Lo que es una revelación, al ver fragmentos seleccionados temáticamente de sus películas (una pequeña muestra de una filmografía en la que la palabra “sustancial” apenas hace justicia), es lo buena actriz que era y lo reactiva que era. Burton dijo (y él mismo lo repite a menudo) que cuando actuó por primera vez con ella en el plató pensó que no era buena, pero cuando vio los diarios se quedó asombrado, y es verdad que está maravillosamente, intensamente viva en la película. Si no prestas atención, puede resultar difícil verla, a través de la S mayúscula de Stardom y la distracción de sus rasgos: “Fue realmente como un eclipse de sol: borró a todos los que estaban en la oficina”, dice el productor de MGM Sam Marx, para quien un solo vistazo fue suficiente para elegirla, sin hacer pruebas, para “Lassie Come Home” y la irresistible tentación de jugar con su apariencia: “Ella mide 1,65 m y pesa 50 kg de belleza gloriosa de chica de portada de 16 años”, como la describe un primer clip promocional. Y muchas de sus películas, hay que decirlo, no estuvieron a la altura de su talento.
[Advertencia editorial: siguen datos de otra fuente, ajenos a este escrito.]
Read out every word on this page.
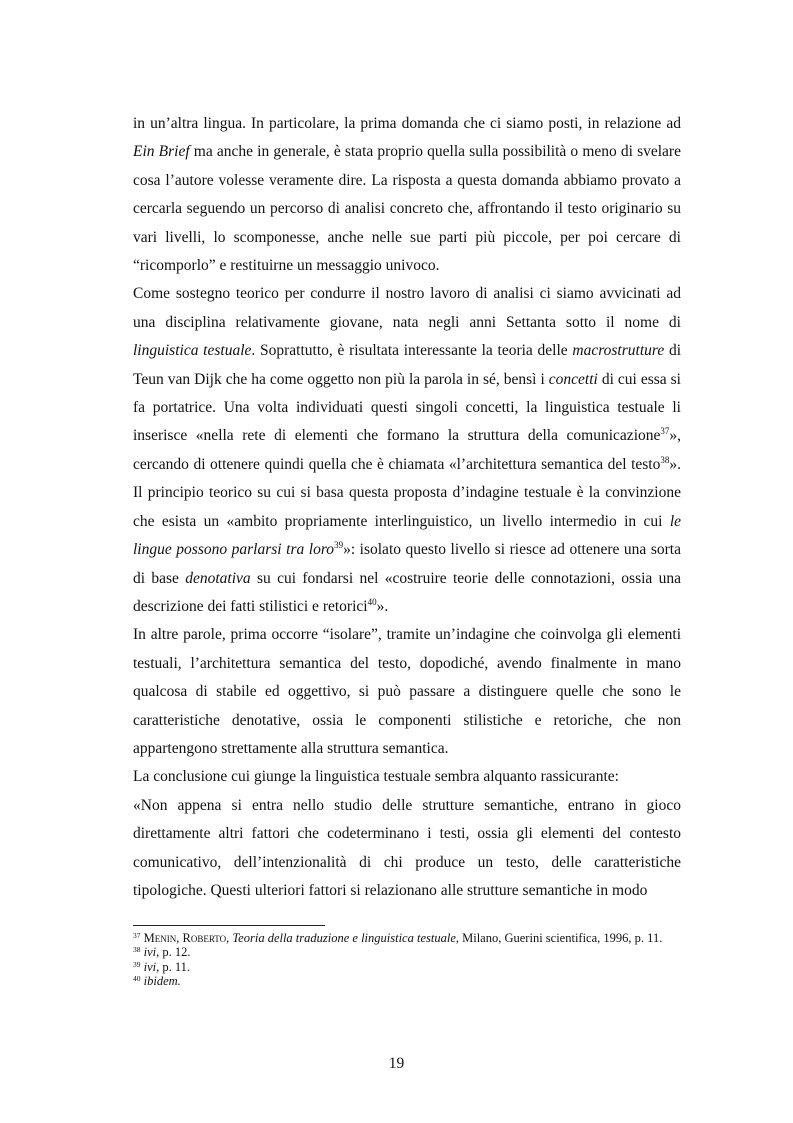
in un’altra lingua. In particolare, la prima domanda che ci siamo posti, in relazione ad Ein Brief ma anche in generale, è stata proprio quella sulla possibilità o meno di svelare cosa l’autore volesse veramente dire. La risposta a questa domanda abbiamo provato a cercarla seguendo un percorso di analisi concreto che, affrontando il testo originario su vari livelli, lo scomponesse, anche nelle sue parti più piccole, per poi cercare di “ricomporlo” e restituirne un messaggio univoco.

Come sostegno teorico per condurre il nostro lavoro di analisi ci siamo avvicinati ad una disciplina relativamente giovane, nata negli anni Settanta sotto il nome di linguistica testuale. Soprattutto, è risultata interessante la teoria delle macrostrutture di Teun van Dijk che ha come oggetto non più la parola in sé, bensì i concetti di cui essa si fa portatrice. Una volta individuati questi singoli concetti, la linguistica testuale li inserisce «nella rete di elementi che formano la struttura della comunicazione$^{37}$», cercando di ottenere quindi quella che è chiamata «l’architettura semantica del testo$^{38}$». Il principio teorico su cui si basa questa proposta d’indagine testuale è la convinzione che esista un «ambito propriamente interlinguistico, un livello intermedio in cui le lingue possono parlarsi tra loro$^{39}$»: isolato questo livello si riesce ad ottenere una sorta di base denotativa su cui fondarsi nel «costruire teorie delle connotazioni, ossia una descrizione dei fatti stilistici e retorici$^{40}$».

In altre parole, prima occorre “isolare”, tramite un’indagine che coinvolga gli elementi testuali, l’architettura semantica del testo, dopodiché, avendo finalmente in mano qualcosa di stabile ed oggettivo, si può passare a distinguere quelle che sono le caratteristiche denotative, ossia le componenti stilistiche e retoriche, che non appartengono strettamente alla struttura semantica.

La conclusione cui giunge la linguistica testuale sembra alquanto rassicurante:

«Non appena si entra nello studio delle strutture semantiche, entrano in gioco direttamente altri fattori che codeterminano i testi, ossia gli elementi del contesto comunicativo, dell’intenzionalità di chi produce un testo, delle caratteristiche tipologiche. Questi ulteriori fattori si relazionano alle strutture semantiche in modo

$^{37}$ Menin, Roberto, Teoria della traduzione e linguistica testuale, Milano, Guerini scientifica, 1996, p. 11.

$^{38}$ ivi, p. 12.

$^{39}$ ivi, p. 11.

$^{40}$ ibidem.

19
Esa tensión entre lo público y lo personal, entre la basura y el arte, es la columna vertebral de la película. Taylor odiaba ser “un servicio público. No me gustaba la fama, no me gustaba la sensación de pertenecer al público; me gustaba ser actriz o intentar ser actriz”. Al mismo tiempo, podía sentirse insegura con respecto a su actuación, especialmente cuando la emparejaban con actores del método (y buenos amigos) como Montgomery Clift y James Dean. De su propio método, dice: “No es técnica, es instinto”. Y, sin embargo, todo lo que hacía funcionaba.
No se trata de un relato completo de la carrera de Taylor ni de una incitación periodística a profundizar en ella, aunque ella misma sabe hacerlo bastante (nos enteramos de que le gustan los hombres que pueden dominarla; fastidiaría a Todd simplemente para poder perder la discusión que sigue). Todos los narradores son, sin duda, al menos un poco poco fiables, tanto en lo que respecta a los hechos históricos como a los estados internos, y “The Lost Tapes” está, por supuesto, limitada por el hecho de que las cintas se acaban cuando Taylor tiene poco más de treinta años; el resto de la historia, muy condensada, la continúan otros. Pero, en conjunto, la película de Burstein parece grande y perceptiva, una carta de amor a un ser humano extraordinario, interesante y muy humano.